If you restrict yourself to GEMM with square matrices and a single transpose mode (N, T is a popular choice for this), you could easily explore the alternatives yourself in a couple of days, and develop the cache blocking approach further if early results appear promising: extend to matrices of any aspect ratio, all transpose modes, multiple GPU architectures. CUBLAS is mature and can be used as a performance yardstick.
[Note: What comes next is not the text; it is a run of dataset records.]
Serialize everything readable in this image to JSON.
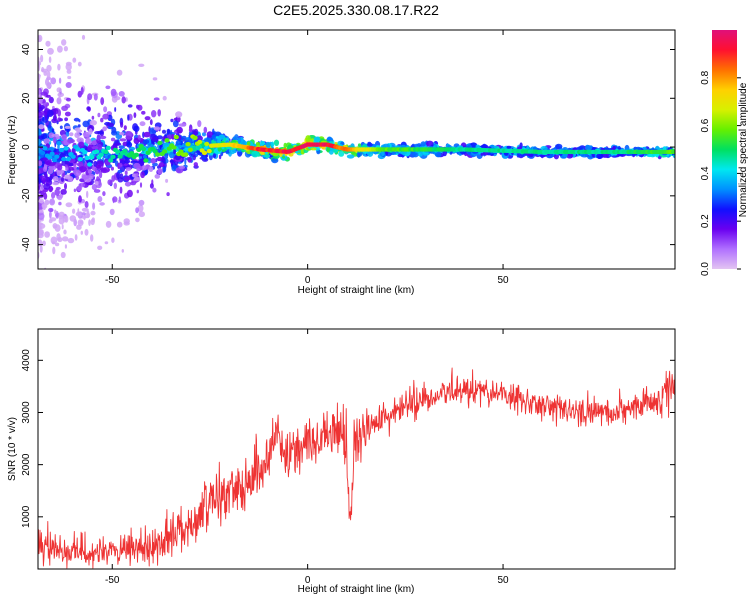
{
  "title": "C2E5.2025.330.08.17.R22",
  "colors": {
    "snr_line": "#ee3333",
    "colorbar": [
      "#e3c4f2",
      "#b070ff",
      "#6a00f0",
      "#1010ff",
      "#0090ff",
      "#00e8f0",
      "#00e060",
      "#66f000",
      "#d8f000",
      "#ffd000",
      "#ff7000",
      "#ff1030",
      "#e0107a"
    ]
  },
  "chart_data": [
    {
      "type": "heatmap",
      "title": "C2E5.2025.330.08.17.R22",
      "xlabel": "Height of straight line (km)",
      "ylabel": "Frequency (Hz)",
      "xlim": [
        -69,
        94
      ],
      "ylim": [
        -50,
        48
      ],
      "xticks": [
        -50,
        0,
        50
      ],
      "yticks": [
        -40,
        -20,
        0,
        20,
        40
      ],
      "xtick_labels": [
        "-50",
        "0",
        "50"
      ],
      "ytick_labels": [
        "-40",
        "-20",
        "0",
        "20",
        "40"
      ],
      "colorbar": {
        "label": "Normalized spectral amplitude",
        "range": [
          0,
          1
        ],
        "ticks": [
          0.0,
          0.2,
          0.4,
          0.6,
          0.8
        ],
        "tick_labels": [
          "0.0",
          "0.2",
          "0.4",
          "0.6",
          "0.8"
        ]
      },
      "ridge": {
        "x": [
          -69,
          -60,
          -50,
          -40,
          -30,
          -20,
          -12,
          -5,
          0,
          5,
          10,
          20,
          40,
          60,
          80,
          94
        ],
        "frequency": [
          -3,
          -4,
          -3,
          -1,
          0,
          1,
          -1,
          -2,
          1,
          1,
          -1,
          -1,
          -1,
          -2,
          -2,
          -2
        ],
        "amplitude": [
          0.35,
          0.4,
          0.5,
          0.55,
          0.65,
          0.75,
          0.95,
          0.98,
          1.0,
          0.98,
          0.85,
          0.6,
          0.5,
          0.5,
          0.5,
          0.6
        ]
      },
      "scatter_spread_hz": {
        "x": [
          -69,
          -50,
          -40,
          -30,
          -20,
          94
        ],
        "spread": [
          45,
          40,
          30,
          10,
          4,
          2
        ]
      }
    },
    {
      "type": "line",
      "xlabel": "Height of straight line (km)",
      "ylabel": "SNR (10 * v/v)",
      "xlim": [
        -69,
        94
      ],
      "ylim": [
        0,
        4600
      ],
      "xticks": [
        -50,
        0,
        50
      ],
      "yticks": [
        1000,
        2000,
        3000,
        4000
      ],
      "xtick_labels": [
        "-50",
        "0",
        "50"
      ],
      "ytick_labels": [
        "1000",
        "2000",
        "3000",
        "4000"
      ],
      "series": [
        {
          "name": "SNR",
          "x": [
            -69,
            -60,
            -50,
            -40,
            -35,
            -30,
            -25,
            -20,
            -15,
            -10,
            -9,
            -5,
            0,
            5,
            8,
            10,
            11,
            12,
            15,
            20,
            25,
            30,
            35,
            40,
            45,
            50,
            55,
            60,
            65,
            70,
            75,
            80,
            85,
            90,
            94
          ],
          "mean": [
            400,
            350,
            300,
            400,
            650,
            900,
            1200,
            1500,
            1700,
            2100,
            2650,
            2200,
            2400,
            2500,
            2650,
            2500,
            800,
            2400,
            2700,
            2900,
            3100,
            3250,
            3350,
            3450,
            3400,
            3350,
            3250,
            3100,
            3050,
            3000,
            3000,
            3050,
            3100,
            3250,
            3600
          ],
          "spread": [
            300,
            250,
            250,
            300,
            350,
            400,
            450,
            500,
            500,
            500,
            400,
            400,
            400,
            400,
            450,
            600,
            300,
            450,
            350,
            300,
            300,
            250,
            250,
            250,
            250,
            250,
            250,
            250,
            250,
            250,
            250,
            250,
            250,
            300,
            600
          ]
        }
      ]
    }
  ]
}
If you perform a thorough literature search (Google Scholar is a good starting point), you may even find that someone explored this earlier, and benefit from their findings.

1 Like

I see thank you very much for the explanation! I’ve wondered why CPUs don’t use a L1-cache/shared memory combined approach, and let the programmer explicitly place data in the cache. It seems to be very helpful to have both automatically HW managed cache and programmer controlled cache, like shared memory in GPUs so that when we do need explicit cache control it’s at our disposal. Any reasons CPUs are not designed that way?
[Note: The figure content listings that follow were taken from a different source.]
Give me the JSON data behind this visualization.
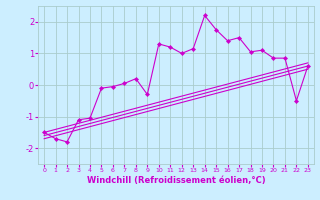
{
  "xlabel": "Windchill (Refroidissement éolien,°C)",
  "bg_color": "#cceeff",
  "grid_color": "#aacccc",
  "line_color": "#cc00cc",
  "xlim": [
    -0.5,
    23.5
  ],
  "ylim": [
    -2.5,
    2.5
  ],
  "yticks": [
    -2,
    -1,
    0,
    1,
    2
  ],
  "xticks": [
    0,
    1,
    2,
    3,
    4,
    5,
    6,
    7,
    8,
    9,
    10,
    11,
    12,
    13,
    14,
    15,
    16,
    17,
    18,
    19,
    20,
    21,
    22,
    23
  ],
  "main_x": [
    0,
    1,
    2,
    3,
    4,
    5,
    6,
    7,
    8,
    9,
    10,
    11,
    12,
    13,
    14,
    15,
    16,
    17,
    18,
    19,
    20,
    21,
    22,
    23
  ],
  "main_y": [
    -1.5,
    -1.7,
    -1.8,
    -1.1,
    -1.05,
    -0.1,
    -0.05,
    0.05,
    0.2,
    -0.3,
    1.3,
    1.2,
    1.0,
    1.15,
    2.2,
    1.75,
    1.4,
    1.5,
    1.05,
    1.1,
    0.85,
    0.85,
    -0.5,
    0.6
  ],
  "reg_lines": [
    {
      "x0": 0,
      "y0": -1.5,
      "x1": 23,
      "y1": 0.7
    },
    {
      "x0": 0,
      "y0": -1.6,
      "x1": 23,
      "y1": 0.6
    },
    {
      "x0": 0,
      "y0": -1.7,
      "x1": 23,
      "y1": 0.5
    }
  ],
  "xlabel_fontsize": 6,
  "xlabel_fontweight": "bold",
  "ytick_fontsize": 6,
  "xtick_fontsize": 4.5
}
My memory is hazy but to my recollection there have been (and probably still are) CPUs with scratch pad memory {instead of | in addition to} caches. As I recall, mostly in the embedded and signal processing space, with the goal of providing full programmer control and completely predictable timing. But caches are something that accelerates the vast majority of memory accesses automagically, so is more comfortable for programmers to use while being sufficient for good performance across a large set of use cases.

GPUs used for CUDA started without a classical L1/L2 cache hierarchy and featured only constant cache and texture cache inherited from graphics. As GPU compute was new and unproven as a market, only minimal extension to existing hardware was warranted, and the cheapest way to provide something cache-like was shared memory. Now GPU compute (across all application areas from HPC to AI) is a giant market, major investments are possible, and GPUs have adopted many classical CPU features, while at the same time CPUs have been equipped with GPU-like features (see the Fugaku supercomputer, for example).

I think it is fair to say that the importance of shared memory in CUDA programming has decreased with the advent of L1/L2 caches of competitive size in GPUs. For use cases requiring peak performance, shared memory can still be important due to the programmer control it provides. CUDA programmers are free to choose, just like they can choose the method of data movement between host and device: classical explicit copies under full programmer control or unified memory management magic, with the former often preferable where peak performance is required.

That’s very well said! Thank you for offering the historical/investment point of view. It makes much more sense why CPUs/GPUs are designed the way they are when we looked at how each started and evolved. And I agree with the final remarks as well, i.e. CUDA programmers are free to choose different methods based on their needs. Thanks again for your insights! Very helpful!